NUnit supports both fixture and test level SetUp() methods to help keep them readable by factoring out common code. As a general rule we have used the fixture level setup for static (or reference) data that is orthogonal to the test and then used the other method or the test itself for data that is directly relevant to it. You often find yourself inserting the same static data time and again and so you have a choice of whether to create a C# based helper class or create some helper stored procedures in a separate schema so they can be shared across both the SQL and C# worlds, e.g.
[TestFixtureSetUp]
public void FixtureSetUp()
{
using (var connection = Connection)
{
connection.Execute(“exec
test.InsertCustomerAndDetails
(1, ‘Bob’, ‘London’, . . .);”);
}
}
Acting
The second part of the dance - acting - was pretty much covered in the overview of the framework as you just need to get your test controlled connection into the code under test.
Asserting
The final step is to verify the outcome by writing a bunch of asserts. If you’re just reading data then you can use the same style of setup shown above and then use the normal features of NUnit that you’d use to compare in-memory based sequences. But if you’re writing data then it’s a slightly more complicated affair and this is another area where a bunch of helpers are required. We still use the basic Assert mechanism, but invoke custom methods to query aspects of the data we expect to have written, e.g.

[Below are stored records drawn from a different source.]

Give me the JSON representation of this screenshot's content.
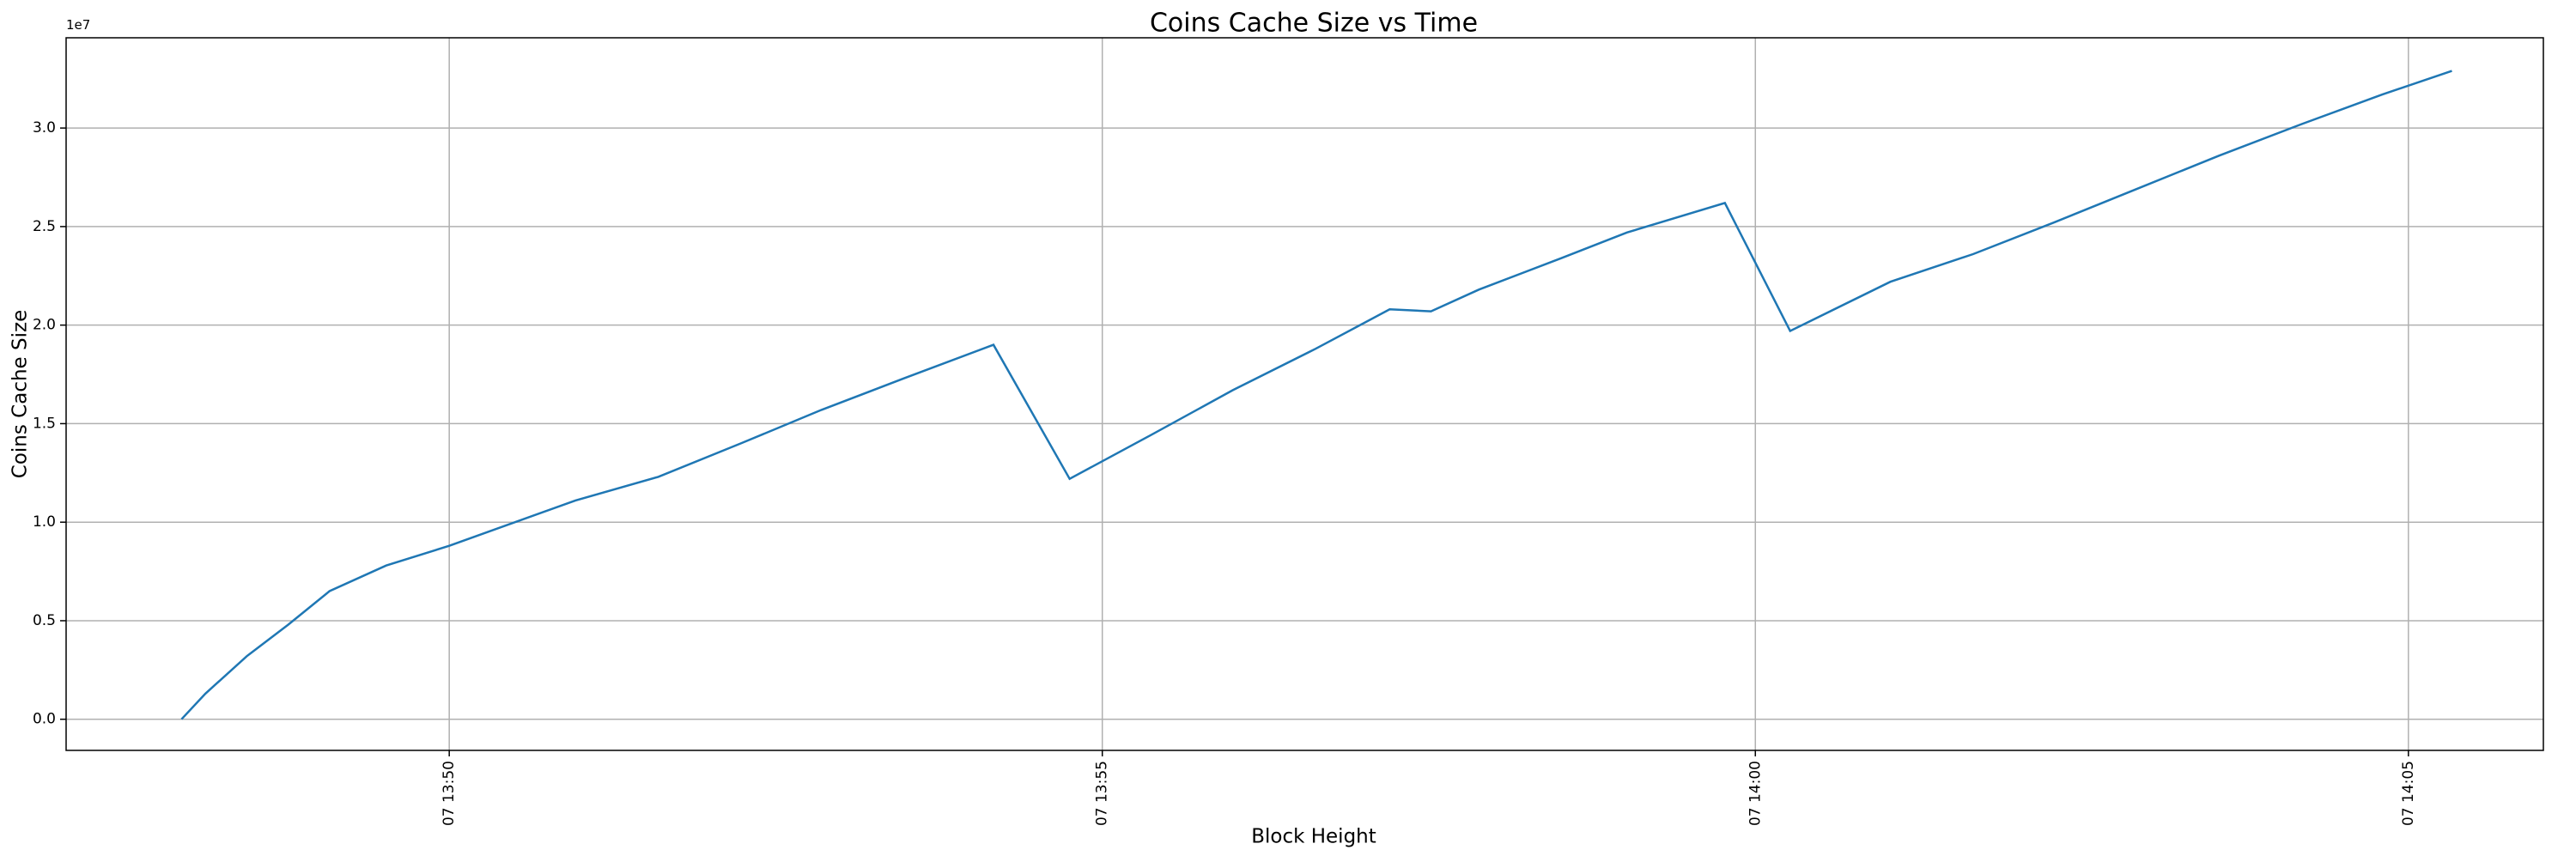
{
  "chart_data": {
    "type": "line",
    "title": "Coins Cache Size vs Time",
    "x_label": "Block Height",
    "y_label": "Coins Cache Size",
    "y_offset_label": "1e7",
    "grid": true,
    "x": [
      "07 13:47:57",
      "07 13:48:08",
      "07 13:48:27",
      "07 13:48:46",
      "07 13:49:05",
      "07 13:49:31",
      "07 13:50:00",
      "07 13:50:58",
      "07 13:51:36",
      "07 13:52:14",
      "07 13:52:51",
      "07 13:53:29",
      "07 13:54:10",
      "07 13:54:45",
      "07 13:55:22",
      "07 13:56:00",
      "07 13:56:38",
      "07 13:57:12",
      "07 13:57:31",
      "07 13:57:53",
      "07 13:58:31",
      "07 13:59:01",
      "07 13:59:46",
      "07 14:00:16",
      "07 14:01:02",
      "07 14:01:40",
      "07 14:02:17",
      "07 14:02:55",
      "07 14:03:33",
      "07 14:04:11",
      "07 14:04:48",
      "07 14:05:20"
    ],
    "series": [
      {
        "name": "Coins Cache Size",
        "color": "#1f77b4",
        "values": [
          0,
          1300000,
          3200000,
          4800000,
          6500000,
          7800000,
          8800000,
          11100000,
          12300000,
          14000000,
          15700000,
          17300000,
          19000000,
          12200000,
          14400000,
          16700000,
          18800000,
          20800000,
          20700000,
          21800000,
          23400000,
          24700000,
          26200000,
          19700000,
          22200000,
          23600000,
          25200000,
          26900000,
          28600000,
          30200000,
          31700000,
          32900000
        ]
      }
    ],
    "xlim": [
      "07 13:47:04",
      "07 14:06:02"
    ],
    "xticks": [
      "07 13:50",
      "07 13:55",
      "07 14:00",
      "07 14:05"
    ],
    "ylim": [
      -1580000,
      34580000
    ],
    "yticks": [
      {
        "value": 0,
        "label": "0.0"
      },
      {
        "value": 5000000,
        "label": "0.5"
      },
      {
        "value": 10000000,
        "label": "1.0"
      },
      {
        "value": 15000000,
        "label": "1.5"
      },
      {
        "value": 20000000,
        "label": "2.0"
      },
      {
        "value": 25000000,
        "label": "2.5"
      },
      {
        "value": 30000000,
        "label": "3.0"
      }
    ]
  }
}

Assert.That(RowCount(“Customer”), Is.Equal.To(1));
Depending on the system you’re building you may be able to round-trip the data and get two tests for the price of one, as long as any caching is disabled between the write/read calls:-
{
var expected = new Customer(1, . . .);
dataMapper.InsertCustomer(expected);
var actual = dataMapper.FindCustomer(expected.Id);
Assert.That(actual.Name, Is.EqualTo(expected.Name));
}
However testing more than one thing at once is generally frowned upon, and rightly so because you don’t know whether the read or the write action failed. But you can also end up duplicating a lot of SQL in your test code if you don’t leverage your own API and that creates a test maintenance burden instead. If you’re purely writing data then you may have little choice but to write some form of query:-
{
. . .
string actual = String.Format(“SELECT count(*) FROM
Customer WHERE Id={0} AND Name=’{1}’”,
expected.Id, expected.Name);
Assert.That(RowCount(“Customer”), Is.Equal.To(1));
Assert.That(QueryResult(actual), Is.Equal.To(1));
}
The NUnit constraint model allows you to build your own more fluent style of interface so that you can avoid hand cranking SQL if you prefer:-
Assert.That(Table(“Customer”).HasRow.Where(“Id”).Equals(expected.Id).And(“Name”).Equals(expected.Name).Go());
One of the benefits of reusing the SQL unit test database is that you’ll be DBO and as such you’ll be able to exploit your god-like status to allow you to get access to the internals and write this sort of test, even if you’ve carefully constructed a tight interface to the database. It may feel painful writing out such long-winded queries but if you’re trying to ensure you maintain high-fidelity of your data through all the layers is there any alternative?
[*] The perfect example of a subtle breaking change comes with SQL Server and OLE-DB. In SQL Server any procedure parameter can have a default value, but with OLEDB defaulted parameters have[**] to be at the end of the argument list. A SQL developer could quite rightly add a new parameter anywhere in the argument list and provide a default value to ensure the interface appears to remain unchanged, but if its not at the end an OLE-DB based query would then fail.
[**] This may have been sorted now, but it was definitely still the case a few years ago.
[+] A new developer should be able to just install the version control client software, pull the source code (and preferably tools) locally and be able to build the software and run the tests out-of-the-box.